Sustainability deception

While some companies make genuine improvements to their manufacturing methods, others try to take advantage of the new interest in sustainable products. Some brands, for example, call on their consumers to bring their old clothes in exchange for a discount on their next expenses. Genius, right? Used clothes, which can even be from other brands, are taken in and used for the production of new clothing. No need to manufacture new materials, as these can be taken from your used sweater or jeans. This should mean a reduction of the use of resources and reuse of the material already in use to be sold once again to costumers. 

While this sounds great, it does not solve the problem that is an overloaded market. Moreover, much of this clothing is actually never re-used. If you would check the tag in those new collections that are presumably “eco-friendly”, would you find that these are entirely made out of recycled clothes? Does it show the percentage of organic material on it? Is it mixed with other material?

In reality, the so-called reuse of used clothes is an example of “greenwashing” in the fashion industry. Companies pretend to be sustainable and concerned about the environment, just to make more money.  The discount you receive at some shops when you hand in old clothing, for example, is only meant to get you to buy new clothing there. 

How to switch to slow fashion

We are all accountable for the impact that fashion has on people’s lives and on the environment. So, how can we make a difference? Here are some simple and effective steps (Awareness, Consciousness and Change) to help you switch to a more sustainable way of fashion consumption, without renouncing the latest trends.  

Start with your closet – Awareness:

  1. Empty your closet. Yes, take it all out. 
  2. Start with the current season. Try all of your clothes on and see how they feel.
  3. Check the “made in…” tag of your clothes.
  4. Count how many clothes you own that are “made in” developing countries. How many are from Western countries?

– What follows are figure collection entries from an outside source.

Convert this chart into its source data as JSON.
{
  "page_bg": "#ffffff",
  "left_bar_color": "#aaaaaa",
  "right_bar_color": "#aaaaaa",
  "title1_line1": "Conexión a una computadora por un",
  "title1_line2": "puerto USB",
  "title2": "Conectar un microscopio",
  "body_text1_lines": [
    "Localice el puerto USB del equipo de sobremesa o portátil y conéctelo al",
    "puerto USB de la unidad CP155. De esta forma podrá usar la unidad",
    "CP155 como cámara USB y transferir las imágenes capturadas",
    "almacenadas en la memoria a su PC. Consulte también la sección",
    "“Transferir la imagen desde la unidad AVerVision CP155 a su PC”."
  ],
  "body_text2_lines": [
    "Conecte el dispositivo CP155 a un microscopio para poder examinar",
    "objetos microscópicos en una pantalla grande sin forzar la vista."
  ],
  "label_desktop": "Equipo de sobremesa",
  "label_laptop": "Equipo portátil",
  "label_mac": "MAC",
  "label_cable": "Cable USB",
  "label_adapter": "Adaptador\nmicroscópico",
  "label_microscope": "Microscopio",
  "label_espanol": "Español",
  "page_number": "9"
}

When shopping – Consciousness:

  1. Check the tag that is attached to different types of clothes. Where were they made?
  2. Were these clothes “made in” developing countries?
  3. Check your favourite brands’ online shops. Do they have a sustainable collection made from recycled or biological material? And are products fairly produced? 
  4. Bring your shopping list and own bag along. 
  5. Buy only what you really need and what you will use for a long time.

Find an alternative – Change:

  1. Awareness is key: learn more about who made your clothes.
  2. Consume consciously: apply the five Rs (refuse, reduce, reuse, repurpose and recycle) before buying new things .
  3. Shop second hand: use what it was already produced, thereby will be decreasing the demand for new articles and preventing products from ending up in landfills.
  4. Choose fair and sustainable brands.

May you wish to deepen your knowledge and become a fashionable revolutionary, check the Fashion Revolution’s guide (4). 

The world is calling for fashion revolutionaries. So be curious. Find out. Do something.